This was true, of course; and yet not. There certainly were learned works on graffiti, chock full of sociological jargon: cultural disenfranchisement; urban alienation. But she flattered herself that she might find something amongst this litter of scrawlings that previous analysts had not: some unifying convention perhaps, that she could use as the lynch-pin of her thesis. Only a vigorous cataloguing and cross-referencing of the phrases and images before her would reveal such a correspondence; hence the importance of this photographic study. So many hands had worked here; so many minds left their mark, however casually: if she could find some pattern, some predominant motive, or motif, the thesis would be guaranteed some serious attention, and so, in turn, would she.

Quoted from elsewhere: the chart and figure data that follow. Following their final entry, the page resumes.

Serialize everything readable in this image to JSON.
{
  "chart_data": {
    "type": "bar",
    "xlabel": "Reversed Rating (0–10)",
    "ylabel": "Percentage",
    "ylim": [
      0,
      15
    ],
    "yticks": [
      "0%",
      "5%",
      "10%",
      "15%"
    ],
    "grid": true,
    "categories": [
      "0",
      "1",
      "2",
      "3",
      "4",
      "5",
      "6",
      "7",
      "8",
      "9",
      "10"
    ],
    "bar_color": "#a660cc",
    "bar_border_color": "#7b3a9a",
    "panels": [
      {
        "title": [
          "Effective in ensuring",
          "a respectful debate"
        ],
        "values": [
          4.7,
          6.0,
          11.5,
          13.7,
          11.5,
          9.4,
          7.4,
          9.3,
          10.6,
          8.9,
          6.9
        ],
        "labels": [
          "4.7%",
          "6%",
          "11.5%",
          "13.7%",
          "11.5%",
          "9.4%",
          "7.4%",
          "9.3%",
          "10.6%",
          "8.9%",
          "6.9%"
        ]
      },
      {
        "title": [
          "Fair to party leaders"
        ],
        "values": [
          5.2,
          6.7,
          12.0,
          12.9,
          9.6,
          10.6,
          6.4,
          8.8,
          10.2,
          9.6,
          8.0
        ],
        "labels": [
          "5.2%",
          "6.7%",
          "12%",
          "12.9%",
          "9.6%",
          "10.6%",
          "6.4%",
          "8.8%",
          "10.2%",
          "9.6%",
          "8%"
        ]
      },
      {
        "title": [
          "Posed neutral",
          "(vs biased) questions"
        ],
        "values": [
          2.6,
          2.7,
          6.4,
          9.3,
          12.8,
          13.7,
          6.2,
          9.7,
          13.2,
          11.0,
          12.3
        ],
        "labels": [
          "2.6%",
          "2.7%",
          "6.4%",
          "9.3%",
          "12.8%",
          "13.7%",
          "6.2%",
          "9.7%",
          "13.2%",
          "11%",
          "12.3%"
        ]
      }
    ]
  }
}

'What are you doing?' a voice from behind her asked.

She turned from her calculations to see a young woman with a pushchair on the pavement behind her. She looked weary, Helen thought, and pinched by the cold. The child in the pushchair was mewling, his grimy fingers clutching an orange lollipop and the wrapping from a chocolate bar. The bulk of the chocolate, and the remains of previous jujubes, was displayed down the front of his coat.

Helen offered a thin smile to the woman; she looked in need of it.

'I'm photographing the walls,' she said in answer to the initial enquiry, though surely this was perfectly apparent.

The woman - she could barely be twenty - Helen judged, said:

'You mean the filth?'

'The writing and the pictures,' Helen said. Then: 'Yes. The filth.'

'You from the Council?'

'No, the University.'

'It's bloody disgusting,' the woman said. 'The way they do that. It's not just kids, either.'

'No?'

'Grown men. Grown men, too. They don't give a damn. Do it in broad daylight. You see 'em... broad daylight.' She glanced down at the child, who was sharpening his lollipop on the ground. 'Kerry!' she snapped, but the boy took no notice. 'Are they going to wipe it off?' she asked Helen.